Tuesday, October 7, 2014

Dragon Eye Sculpture and painting tutorial

I ran across Klaire De Lys and her makeup artistry some time ago on  YouTube.  She's a remarkable artist from England who does a lot of fantasy and horror transformations in makeup that are really cool.  Back in 2013, she did a dragon eye jar out of terracotta clay that was glued onto a glass jar.  I loved the scale technique and wanted to do a wearable piece.  I also wanted to play around with doing some sort of iridescent scale without the metallic paints because I don't have any on hand right now.

This is one of the resin cast and painted pieces.  The camera doesn't do it justice and I wasn't able to pick up the fine detail of the painting, which does look iridescent in the light.  I think they turned out great!  I know I'm turning the larger size into a necklace, but I'm still planning out how I want to do that.  The only things I'm sure about are there will be chains and beads, but beyond that, I'm a little stumped.  I'm thinking a short necklace, but it depends on whether or not this piece will overwhelm at that length.

This is a great October project.  The unblinking cats eye is a little creepy and perfect for this time of the year.  I want to wear this to work but I'm worried that the dogs that I work with won't be as excited about this piece as I am.

I can see it now. "Hey! It's Nice Daycare Lady!  She's up front and OH MY GOD WHAT IS THAT THING STARING AT ME ON YOUR CHEST??"  

There are both painted and unpainted versions of the eye available for sale.

Sculpting the eye

In my concept sketches, I was playing with the idea of having a large, triangular piece of resin that would fill up most of the area around the neck.  I wasn't in love with the sketches, so instead I opted for a more organic approach, stopping when I liked it.

I used polymer clay so I could bake for the molding process.  I'm using Craft Smart polymer clay, which is comparable to original Sculpey in price and consistency.  I created a large bowl for the eye socket (I needed a surface to work on to add scales) and then placed a ball inside that.  I rolled out a snake for the top and bottom lids and filled in the area between the bowl and the "socket" with more clay until I had a smooth surface.  

The scales over the entire things are small balls of clay that I rolled out and stuck directly to the eyelid surface I created.  I varied the sizes of the scales to give some more interest.  I only filled up to the point where my socket started (it's a bug-eyed dragon) and then began to stack them on each other and not my base.  I reinforced this area with extra snakes of clay.  This left me with a plug to hold onto while I smoothed out the fingerprints on the eyeball with a nylon brush.  I kept the fingerprints on the scales for a little bit of subtle detail.  
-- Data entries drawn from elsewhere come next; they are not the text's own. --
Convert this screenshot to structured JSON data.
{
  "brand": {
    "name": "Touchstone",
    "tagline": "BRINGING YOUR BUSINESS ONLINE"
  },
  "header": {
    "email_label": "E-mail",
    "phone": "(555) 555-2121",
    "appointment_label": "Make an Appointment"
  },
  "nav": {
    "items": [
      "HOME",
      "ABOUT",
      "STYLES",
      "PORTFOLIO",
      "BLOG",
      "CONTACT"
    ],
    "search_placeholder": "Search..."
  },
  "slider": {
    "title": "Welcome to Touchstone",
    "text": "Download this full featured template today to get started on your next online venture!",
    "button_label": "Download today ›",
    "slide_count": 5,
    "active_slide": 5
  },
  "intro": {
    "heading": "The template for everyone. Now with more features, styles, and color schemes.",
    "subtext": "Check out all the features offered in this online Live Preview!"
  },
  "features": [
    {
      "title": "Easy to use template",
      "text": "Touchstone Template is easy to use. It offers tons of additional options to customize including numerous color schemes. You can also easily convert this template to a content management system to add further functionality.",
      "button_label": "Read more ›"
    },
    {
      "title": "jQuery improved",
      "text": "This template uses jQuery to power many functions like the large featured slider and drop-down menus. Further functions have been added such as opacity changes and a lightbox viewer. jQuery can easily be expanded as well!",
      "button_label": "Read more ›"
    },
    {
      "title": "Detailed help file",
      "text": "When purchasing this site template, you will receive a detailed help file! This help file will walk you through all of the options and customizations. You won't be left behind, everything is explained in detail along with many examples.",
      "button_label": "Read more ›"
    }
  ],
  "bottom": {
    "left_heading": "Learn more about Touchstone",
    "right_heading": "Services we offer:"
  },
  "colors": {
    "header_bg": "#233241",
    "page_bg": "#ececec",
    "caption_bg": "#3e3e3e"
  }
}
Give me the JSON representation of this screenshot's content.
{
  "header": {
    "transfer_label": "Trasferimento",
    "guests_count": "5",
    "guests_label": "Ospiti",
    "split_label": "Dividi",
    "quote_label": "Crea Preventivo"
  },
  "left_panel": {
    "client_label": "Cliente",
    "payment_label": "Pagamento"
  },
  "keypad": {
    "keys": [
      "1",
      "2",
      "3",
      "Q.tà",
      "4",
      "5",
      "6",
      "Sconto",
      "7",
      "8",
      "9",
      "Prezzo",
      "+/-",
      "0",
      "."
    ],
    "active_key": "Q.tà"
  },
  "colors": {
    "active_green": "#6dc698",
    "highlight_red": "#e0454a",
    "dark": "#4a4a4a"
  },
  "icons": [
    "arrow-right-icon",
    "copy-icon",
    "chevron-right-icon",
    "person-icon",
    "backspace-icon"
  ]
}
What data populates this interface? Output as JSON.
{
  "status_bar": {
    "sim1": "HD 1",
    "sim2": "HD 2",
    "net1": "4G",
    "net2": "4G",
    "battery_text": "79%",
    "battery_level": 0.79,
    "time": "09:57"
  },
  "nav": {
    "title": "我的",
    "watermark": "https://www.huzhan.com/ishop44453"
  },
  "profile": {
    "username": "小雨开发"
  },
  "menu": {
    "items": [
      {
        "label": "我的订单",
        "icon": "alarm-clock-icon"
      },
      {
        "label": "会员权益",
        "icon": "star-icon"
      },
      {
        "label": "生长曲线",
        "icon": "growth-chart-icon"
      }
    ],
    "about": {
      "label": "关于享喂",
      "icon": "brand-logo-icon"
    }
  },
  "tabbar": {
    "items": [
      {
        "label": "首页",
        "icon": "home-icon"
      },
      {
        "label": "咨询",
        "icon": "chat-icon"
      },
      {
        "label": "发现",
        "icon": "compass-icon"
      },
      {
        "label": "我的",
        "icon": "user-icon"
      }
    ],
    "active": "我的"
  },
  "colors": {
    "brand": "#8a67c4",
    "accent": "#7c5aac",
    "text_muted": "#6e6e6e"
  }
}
I baked the eyes in a warm oven according to the package directions for about 25 minutes for the larger one.  The smaller one, which is around 2 1/2 inches only took 15 minutes.  

Once the clay was cool enough to handle, I made a silicone mold of the eye and waited for it to dry before pouring my new mold with resin.

Painting the eye

I was inspired to paint my eyes by  Melody Peña's iridescent dragons and flap cat wings from Windstone Editions.  I've been in love with her stuff for years!  This is also (loosely) based on methods of painting miniatures.

Contrast is vital to getting a vibrant iridescent look.  There are some good online tools  that will help you choose what colors you need if you're not sure.  All the color, save the base coat, was applied in very thin washes.  It's much easier to add more color than it is to take it off in this process, so it's better to do several thin layers of a color rather than one gloppy application.

Supplies:

Blank Dragon Eye
Paint  (I'm using purple, blue, green, and yellow, and black white, and brown )
Clear glaze
Paintbrushes: flat (for large surface coverage) and size 0 or smaller round
palette
water
paper towel (or rag)

Consistency of paint is very important in this project.  For the base color, the paint needs to be about the consistency of whole milk.  It should form a large bead but not be very runny.  Paint the scaly areas and the eyelids purple with the larger brush.  This is after about 3 coats.:




All other layers of paint should be the consistency of ink, or even a little thinner.  They'll be pretty runny, and a (mostly) dry brush.  Pick up your color and then dab it on a paper towel or rag to remove some of the paint before you begin painting your surface.  Use a dabbing motion with the brush and a very light hand.  I did each scale individually.  Add the blue.  I ended up adding a little white to the blue to make it brighter.  This is 2 coats of the blue (one dark, one light)



Apply the green with the same method.  By this stage, the scales will have a lovely bit of definition and dimension.  


I began work on the eyeball and the yellow highlights on the scale at the same time.  I had the right consistency for the eyeball, but really needed to thin the paint more for the highlights.  This layer should be very watery and should just had the slightest hint of color.


If you need to clean up the piece, use a dark purple wash (very thinned out paint) in between the scales.  Paint a line where you want the pupil to be and paint a curve on either side of the line and fill in.  Black can be a little harsh here, so I am actually using a brown-black to draw the pupil.  Finish with your clear glaze.